“The Happy Prince” is a somber and melancholic drama about last years of Oscar Wilde, a famous Irish poet and playwright who was fallen to the bottom of misery and destitution just because of his love. While it is not that pleasant to watch him slowly lurching down to the end of his ruined life, the movie works as an elegiac tale of loss and despair, and I admire its several poetic moments although I observed its story and characters from the distance.
In the beginning, the movie gives us a little piece of background knowledge on how Wilde’s life was ruined by a scandalous legal trouble in 1895. Around that time, Wilde, played here in this film by director/writer Rupert Everett, was in a romantic relationship with Lord Alfred “Bosie” Douglas (Colin Morgan), and Lord Douglas’ father, the Marquess of Queensberry, was certainly not so amused by what was going on between his son and Wilde. When the Marquess of Queenbeery accused Wilde of sodomy in public, Wilde had him prosecuted for criminal libel, but that only led to the humiliating public exposure of Wilde’s homosexuality, and he was subsequently arrested and then sentenced to two years of hard labour.
After released in 1897, Wilde left for France, and the opening part of the movie shows us how desperate his situation becomes a few years later. His health condition has been quite bad, but he frequently drinks while often depending on the kindness of strangers including a British lady who happens to recognize him and then gives him some money. While he gladly accepts it from her, their brief encounter only reminds him of what is gone forever from his life, and that leads him to more bitterness and, yes, more drink.
The movie subsequently flashes backward to when his situation was relatively better. While many of Wilde’s friends and colleagues abandoned him after the scandal, Robbie Ross (Edwin Thomas), his literary executor who was once his lover, and Reggie Turner (Colin Firth), an author who was a very close friend of Wilde, have tried as much as they can for their ruined friend, and they provide Wilde a place to stay when he arrives in France as Sebastian Melmoth, an alias derived from Saint Sebastian and “Melmoth the Wanderer”, a gothic novel incidentally written by Wilde’s great uncle Charles Maturin,
As days go by, it seems Wilde may be able to restore his life to some degree while also continuing his writing career. Although still feeling quite hurt about his ‘gross indecency’, his affluent wife Constance (Emily Watson) provides him some weekly allowance while also hoping for his repentant return, and Wilde is willing to do that for reuniting with his two young sons, for whom he used to tell fairy stories including that famous one about a swallow and the statue of a prince.

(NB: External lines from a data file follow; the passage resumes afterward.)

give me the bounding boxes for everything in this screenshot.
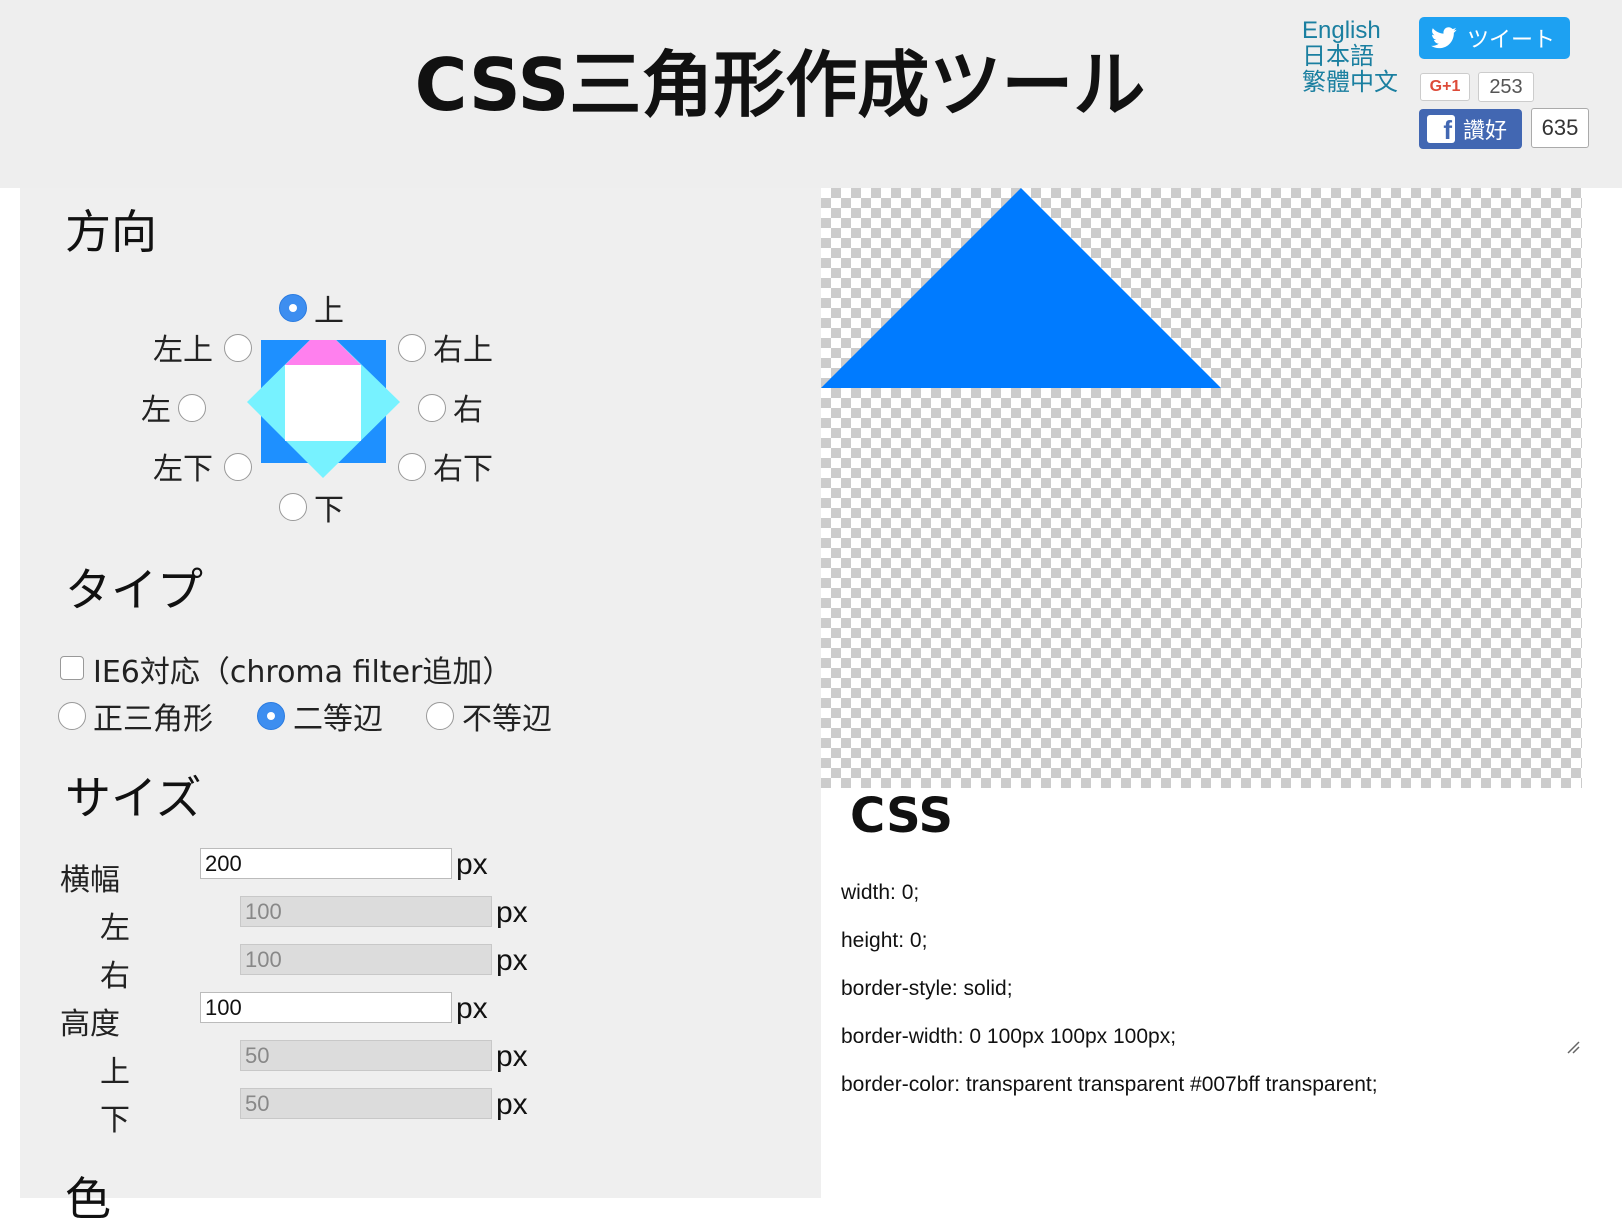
right-width-label: 右 xyxy=(100,959,130,994)
css-heading: CSS xyxy=(850,788,954,844)
tweet-label: ツイート xyxy=(1467,28,1556,53)
top-height-input xyxy=(240,1040,492,1071)
color-heading: 色 xyxy=(65,1172,111,1226)
type-heading: タイプ xyxy=(65,563,203,617)
facebook-like-count: 635 xyxy=(1531,108,1589,148)
facebook-like-label: 讚好 xyxy=(1463,119,1508,144)
type-radio-equilateral[interactable] xyxy=(58,702,86,730)
type-label-equilateral: 正三角形 xyxy=(93,702,213,737)
left-width-unit: px xyxy=(496,896,528,929)
type-label-isosceles: 二等辺 xyxy=(293,702,383,737)
height-label: 高度 xyxy=(60,1007,120,1042)
triangle-preview xyxy=(821,188,1582,788)
css-line: height: 0; xyxy=(841,929,928,952)
top-height-unit: px xyxy=(496,1040,528,1073)
css-line: width: 0; xyxy=(841,881,920,904)
direction-label-down-right: 右下 xyxy=(433,452,493,487)
ie6-label: IE6対応（chroma filter追加） xyxy=(93,655,513,690)
type-radio-scalene[interactable] xyxy=(426,702,454,730)
direction-diagram xyxy=(247,340,400,478)
diagram-center xyxy=(285,365,361,441)
lang-english-link[interactable]: English xyxy=(1302,18,1398,44)
css-line: border-color: transparent transparent #0… xyxy=(841,1073,1378,1096)
right-width-unit: px xyxy=(496,944,528,977)
direction-radio-down[interactable] xyxy=(279,493,307,521)
width-input[interactable] xyxy=(200,848,452,879)
resize-grip-icon[interactable] xyxy=(1566,1040,1580,1054)
width-unit: px xyxy=(456,848,488,881)
header: CSS三角形作成ツール English 日本語 繁體中文 ツイート G+1 25… xyxy=(0,0,1622,188)
gplus-count: 253 xyxy=(1478,72,1534,102)
direction-label-down: 下 xyxy=(314,493,344,528)
css-line: border-style: solid; xyxy=(841,977,1013,1000)
direction-label-right: 右 xyxy=(453,393,483,428)
ie6-checkbox[interactable] xyxy=(60,656,84,680)
language-links: English 日本語 繁體中文 xyxy=(1302,18,1398,96)
width-label: 横幅 xyxy=(60,863,120,898)
direction-radio-up-right[interactable] xyxy=(398,334,426,362)
left-width-input xyxy=(240,896,492,927)
lang-japanese-link[interactable]: 日本語 xyxy=(1302,44,1398,70)
bottom-height-input xyxy=(240,1088,492,1119)
height-unit: px xyxy=(456,992,488,1025)
direction-label-up: 上 xyxy=(314,294,344,329)
lang-chinese-link[interactable]: 繁體中文 xyxy=(1302,70,1398,96)
direction-radio-left[interactable] xyxy=(178,394,206,422)
direction-label-up-left: 左上 xyxy=(153,333,213,368)
type-radio-isosceles[interactable] xyxy=(257,702,285,730)
tweet-button[interactable]: ツイート xyxy=(1419,17,1570,59)
bottom-height-unit: px xyxy=(496,1088,528,1121)
direction-label-up-right: 右上 xyxy=(433,333,493,368)
direction-heading: 方向 xyxy=(65,205,157,259)
bottom-height-label: 下 xyxy=(100,1103,130,1138)
size-heading: サイズ xyxy=(65,771,202,825)
facebook-like-button[interactable]: f 讚好 xyxy=(1419,109,1522,149)
direction-radio-right[interactable] xyxy=(418,394,446,422)
direction-label-left: 左 xyxy=(141,393,171,428)
direction-label-down-left: 左下 xyxy=(153,452,213,487)
left-width-label: 左 xyxy=(100,911,130,946)
direction-radio-down-right[interactable] xyxy=(398,453,426,481)
preview-triangle xyxy=(821,188,1221,388)
type-label-scalene: 不等辺 xyxy=(462,702,552,737)
css-line: border-width: 0 100px 100px 100px; xyxy=(841,1025,1177,1048)
top-height-label: 上 xyxy=(100,1055,130,1090)
gplus-button[interactable]: G+1 xyxy=(1420,73,1470,101)
twitter-bird-icon xyxy=(1431,27,1457,49)
direction-radio-up[interactable] xyxy=(279,294,307,322)
facebook-icon: f xyxy=(1427,115,1455,143)
css-output[interactable]: width: 0; height: 0; border-style: solid… xyxy=(841,857,1581,1096)
right-width-input xyxy=(240,944,492,975)
height-input[interactable] xyxy=(200,992,452,1023)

However, Wilde soon comes to change his mind when Lord Douglas comes to see Wilde again. As one his loyal friends, Ross sincerely warns to his dear friend that Lord Douglas will bring nothing but trouble as before, but Wilde is adamant about meeting Lord Douglas again because, well, he is still helplessly in love with Lord Douglas despite what happened because of their romantic relationship. While looking handsome as required, Colin Morgan brings considerable sexual charge into his scenes, and we can understand why Wilde still yearns for Lord Douglas even though it is apparent that his lover is your average narcistic prick who usually cares about himself above all things.
When Lord Douglas suggests to him that they run away together to Italy, Wilde is initially reluctant, but, of course, he cannot possibly say no to his lover. As they begin to stay in some beach area of Italy, Wilde feels happy and content, and they often throw themselves into hedonistic moments including an amusing orgy scene with a bunch of local young guys.
Not so surprisingly, their fun time does not last that long as they come to run out of money. Just for regaining his affluent and comfortable lifestyle, Lord Douglas comes to leave Wilde in the end, and Wilde becomes bitterer than ever as being tumbled into more despair and misery. He eventually goes back to France, and that is the beginning of his long, miserable progression to death.
While it becomes less interesting around that narrative point, the movie is still held well together by Everett’s diligent lead performance. Although I must point out that his screenplay often trudges mainly due to its pedestrian narrative pacing which is further exacerbated by non-chronological storytelling, he did a fairly good job of establishing a nice period atmosphere to engage us, and I also appreciate how ably his performance conveys his character’s deteriorating status while never resorting to begging for pity and sympathy from us.
Everett also assembles several good performers around him. While Morgan is alternatively charming and despicable as demanded, the other supporting performers in the film including Colin Firth, Emily Watson, Edwin Thomas, and Tom Wilkinson are cast well in their respective roles, and Watson has a few juicy moments as bringing life and personality to her seemingly thankless role.
Overall, “The Happy Prince”, which was in fact Everett’s passion project for no less than 10 years, is an arthouse film driven by mood and emotion rather than plot, and I think you will enjoy it more if you have some background knowledge on Wilde’s life and career. Sure, the movie was not exactly entertaining to me, but it was an interesting experience at least, so I recommend it with some reservation.